The hate material, often used to brainwash youngsters, can now be picked up at music stores and the sales are going northwards after the Lal Masjid operation in the federal capital last year.
Riaz Basheer, an 18-year-old, moved to the port city of Karachi to study medicine, but a jihadi video changed his life.
"I didn't want to get a western education (anymore)... instead, I wanted to kill those who were committing brutalities against my helpless brethren," Basheer, who has since given up his plans to study medicine, told the Daily Times.
Sale of such propaganda material has been banned in Pakistan, but that hasn't deterred music store owners from stocking up on the hate material. Apart from videos, "hate" literature is also readily available at bookstores.
On the road side in the federal capital it is not unusual to find graffiti welcoming the Taliban to Islamabad.
"The sale of such videos and literature have picked up after the Lal Masjid operation," said Zaid Khan, a salesman at a music store owner in the upmarket Super Market area said.
You Tube has banned videos that incite others to commit violent acts, videos on things like how to make bombs and footage of sniper attacks.
The decision was taken because what was once conducted at secret training camps in Afghanistan was now available to anyone, anywhere because of the web. One of the videos posted on You Tube opened with a shot of two jihadis in training.
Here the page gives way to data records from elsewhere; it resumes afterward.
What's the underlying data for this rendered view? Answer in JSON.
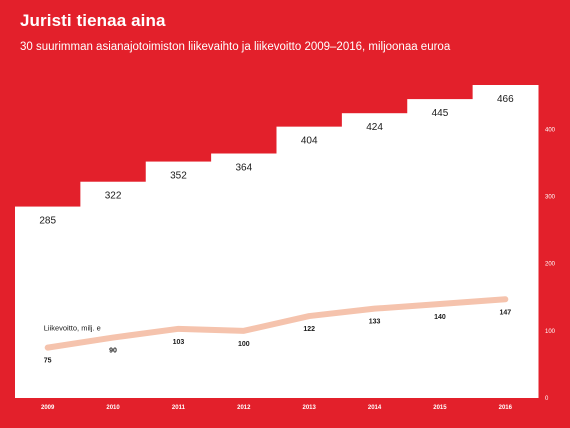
{
  "header": {
    "title": "Juristi tienaa aina",
    "subtitle": "30 suurimman asianajotoimiston liikevaihto ja liikevoitto 2009–2016, miljoonaa euroa"
  },
  "colors": {
    "background": "#e3202b",
    "bars": "#ffffff",
    "profit_line": "#f5c3ad",
    "text_dark": "#1a1a1a",
    "axis_labels": "#ffffff"
  },
  "chart_data": {
    "type": "bar",
    "title": "Juristi tienaa aina",
    "subtitle": "30 suurimman asianajotoimiston liikevaihto ja liikevoitto 2009–2016, miljoonaa euroa",
    "categories": [
      "2009",
      "2010",
      "2011",
      "2012",
      "2013",
      "2014",
      "2015",
      "2016"
    ],
    "ylim": [
      0,
      466
    ],
    "yticks": [
      0,
      100,
      200,
      300,
      400
    ],
    "grid": false,
    "series": [
      {
        "values": [
          285,
          322,
          352,
          364,
          404,
          424,
          445,
          466
        ],
        "kind": "step-bar"
      },
      {
        "name": "Liikevoitto, milj. e",
        "values": [
          75,
          90,
          103,
          100,
          122,
          133,
          140,
          147
        ],
        "kind": "line"
      }
    ]
  }
}
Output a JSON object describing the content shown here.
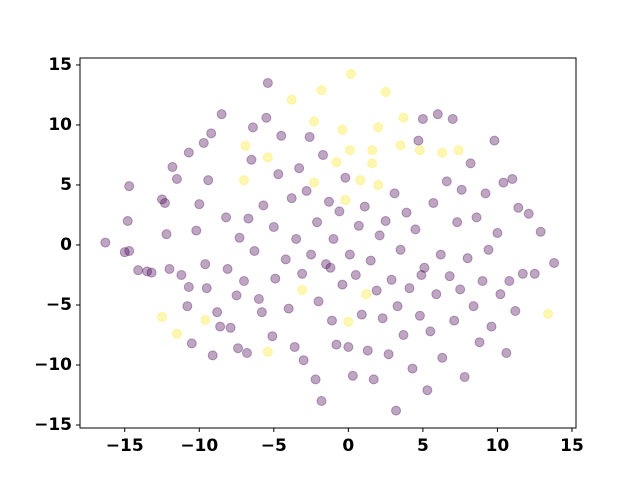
{
  "chart_data": {
    "type": "scatter",
    "xlim": [
      -18.0,
      15.27
    ],
    "ylim": [
      -15.25,
      15.58
    ],
    "xticks": [
      {
        "value": -15,
        "label": "−15"
      },
      {
        "value": -10,
        "label": "−10"
      },
      {
        "value": -5,
        "label": "−5"
      },
      0,
      5,
      10,
      15
    ],
    "yticks": [
      {
        "value": -15,
        "label": "−15"
      },
      {
        "value": -10,
        "label": "−10"
      },
      {
        "value": -5,
        "label": "−5"
      },
      0,
      5,
      10,
      15
    ],
    "alpha": 0.35,
    "series": [
      {
        "color": "#440154",
        "x": [
          -16.3,
          -14.7,
          -14.8,
          -14.7,
          -13.5,
          -14.1,
          -12.5,
          -12.3,
          -12.2,
          -12.0,
          -11.8,
          -11.5,
          -11.2,
          -10.8,
          -10.7,
          -10.5,
          -10.7,
          -10.2,
          -10.0,
          -9.7,
          -9.4,
          -9.2,
          -9.6,
          -9.5,
          -9.1,
          -8.8,
          -8.5,
          -8.6,
          -8.2,
          -8.1,
          -7.9,
          -7.5,
          -7.4,
          -7.3,
          -7.0,
          -6.8,
          -6.7,
          -6.5,
          -6.3,
          -6.4,
          -6.0,
          -5.8,
          -5.7,
          -5.5,
          -5.4,
          -5.1,
          -5.0,
          -4.9,
          -4.7,
          -4.5,
          -4.2,
          -4.0,
          -3.8,
          -3.6,
          -3.5,
          -3.3,
          -3.1,
          -3.0,
          -2.8,
          -2.6,
          -2.5,
          -2.2,
          -2.1,
          -2.0,
          -1.8,
          -1.7,
          -1.5,
          -1.3,
          -1.1,
          -1.0,
          -0.8,
          -0.6,
          -0.4,
          -0.2,
          0.1,
          0.3,
          0.5,
          0.7,
          0.9,
          1.1,
          1.3,
          1.5,
          1.7,
          1.9,
          2.1,
          2.3,
          2.5,
          2.7,
          2.9,
          3.1,
          3.2,
          3.3,
          3.5,
          3.7,
          3.9,
          4.1,
          4.3,
          4.5,
          4.7,
          4.8,
          5.0,
          5.1,
          5.3,
          5.5,
          5.7,
          5.9,
          6.0,
          6.2,
          6.3,
          6.6,
          6.8,
          7.0,
          7.1,
          7.3,
          7.5,
          7.6,
          7.8,
          8.0,
          8.2,
          8.4,
          8.6,
          8.8,
          9.0,
          9.2,
          9.4,
          9.6,
          9.8,
          10.0,
          10.2,
          10.4,
          10.6,
          10.8,
          11.0,
          11.2,
          11.4,
          11.7,
          12.1,
          12.5,
          12.9,
          13.8,
          4.9,
          -1.2,
          0.0,
          -13.2,
          -15.0
        ],
        "values": [
          0.2,
          -0.5,
          2,
          4.9,
          -2.2,
          -2.1,
          3.8,
          3.5,
          0.9,
          -2.0,
          6.5,
          5.5,
          -2.5,
          -5.1,
          -3.5,
          -8.2,
          7.7,
          1.2,
          3.4,
          8.5,
          5.4,
          9.3,
          -1.6,
          -3.6,
          -9.2,
          -5.6,
          10.9,
          -6.8,
          2.3,
          -2.0,
          -6.9,
          -4.2,
          -8.6,
          0.6,
          -3.0,
          -9.0,
          2.2,
          7.1,
          -0.5,
          9.8,
          -4.5,
          -5.6,
          3.3,
          10.6,
          13.5,
          -7.6,
          1.5,
          -2.8,
          5.9,
          9.1,
          -1.2,
          -5.3,
          3.9,
          -8.5,
          0.5,
          6.4,
          -2.4,
          -9.6,
          4.5,
          9.0,
          -0.8,
          -11.2,
          1.9,
          -4.7,
          -13.0,
          7.5,
          -1.6,
          3.6,
          -6.3,
          0.5,
          -8.3,
          2.8,
          -3.3,
          5.6,
          -0.8,
          -10.9,
          -2.5,
          1.6,
          -5.8,
          3.2,
          -8.8,
          -1.3,
          -11.2,
          -3.8,
          0.8,
          -6.1,
          2.0,
          -9.1,
          -2.9,
          4.3,
          -13.8,
          -5.1,
          -0.4,
          -7.5,
          2.7,
          -3.6,
          -10.3,
          1.3,
          8.7,
          -5.9,
          10.5,
          -1.9,
          -12.1,
          -7.2,
          3.5,
          -4.1,
          10.9,
          -0.8,
          -9.4,
          5.3,
          -2.6,
          10.5,
          -6.3,
          1.9,
          -3.7,
          4.6,
          -11.0,
          -1.1,
          6.8,
          -5.1,
          2.3,
          -8.1,
          -3.0,
          4.3,
          -0.4,
          -6.8,
          8.7,
          1.0,
          -4.1,
          5.2,
          -9.0,
          -3.0,
          5.5,
          -5.5,
          3.1,
          -2.4,
          2.6,
          -2.4,
          1.1,
          -1.5,
          -2.5,
          -1.9,
          -8.5,
          -2.3,
          -0.6
        ]
      },
      {
        "color": "#fde725",
        "x": [
          0.17,
          -3.8,
          -1.8,
          2.5,
          -2.3,
          -0.4,
          2.0,
          3.7,
          0.1,
          1.6,
          3.5,
          1.6,
          -0.8,
          0.8,
          2.0,
          4.8,
          6.3,
          7.4,
          -6.9,
          -5.4,
          -7.0,
          -0.2,
          -12.5,
          -11.5,
          -9.6,
          -5.4,
          -3.1,
          1.2,
          0.0,
          13.4,
          -2.3
        ],
        "values": [
          14.25,
          12.1,
          12.9,
          12.75,
          10.3,
          9.6,
          9.8,
          10.6,
          7.9,
          7.9,
          8.3,
          6.8,
          6.9,
          5.4,
          5.0,
          7.9,
          7.7,
          7.9,
          8.25,
          7.3,
          5.4,
          3.75,
          -6.0,
          -7.4,
          -6.25,
          -8.9,
          -3.75,
          -4.1,
          -6.4,
          -5.75,
          5.2
        ]
      }
    ]
  }
}
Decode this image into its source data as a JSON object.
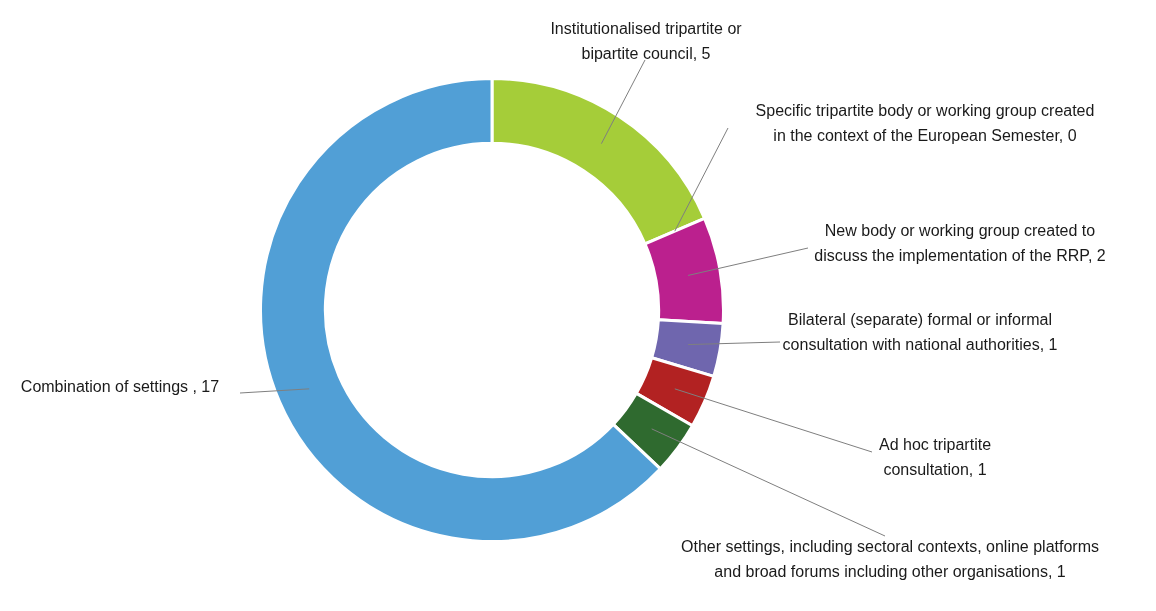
{
  "chart_data": {
    "type": "donut",
    "categories": [
      "Institutionalised tripartite or bipartite council, 5",
      "Specific tripartite body or working group created in the context of the European Semester, 0",
      "New body or working group created to discuss the implementation of the RRP, 2",
      "Bilateral (separate) formal or informal consultation with national authorities, 1",
      "Ad hoc tripartite consultation, 1",
      "Other settings, including sectoral contexts, online platforms and broad forums including other organisations, 1",
      "Combination of settings , 17"
    ],
    "values": [
      5,
      0,
      2,
      1,
      1,
      1,
      17
    ],
    "colors": [
      "#a5cd39",
      "#e07b00",
      "#bb208e",
      "#6f66ae",
      "#b22222",
      "#2f6a2f",
      "#519fd6"
    ],
    "legend": false
  }
}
As one absorbs a kick in the stomach, the caption beneath unfurls: "The clatter of war is music to his ears". On the music stores the "holy" music and bloody documentaries show footage of beheadings and attacks. Kabul, Qandahar, Jalalabad and Quetta are cities where these reportedly made and are then distributed via Karachi.
With just the sound of the tabla in the background, the lyrics invoke the glorious past of Muslims. It talks about jihad and invites youngsters to unite against imperialist powers and infidels.
The music brainwashes the Muslim youth into thinking that violence is the best way to resist the oppressors. The jihadi CDs contain clips of Al Qaeda's attacks on enemies and guerrilla wars in Iraq and also the Waziristan Agency.
These audio and video albums carry Al-Qaeda's messages as well.
"You can get jihadi videos in the black market anywhere in the city," Khan said.
Karachi police confiscated hundreds of such cassettes and arrested dealers a few months ago. Some videos reportedly show what appear to be the planning stages of an attack: fighters assembling mortars in a room with net curtains, or climbing up a verge with what seems to be an improvised bomb.
Others show US soldiers shot dead by insurgent snipers.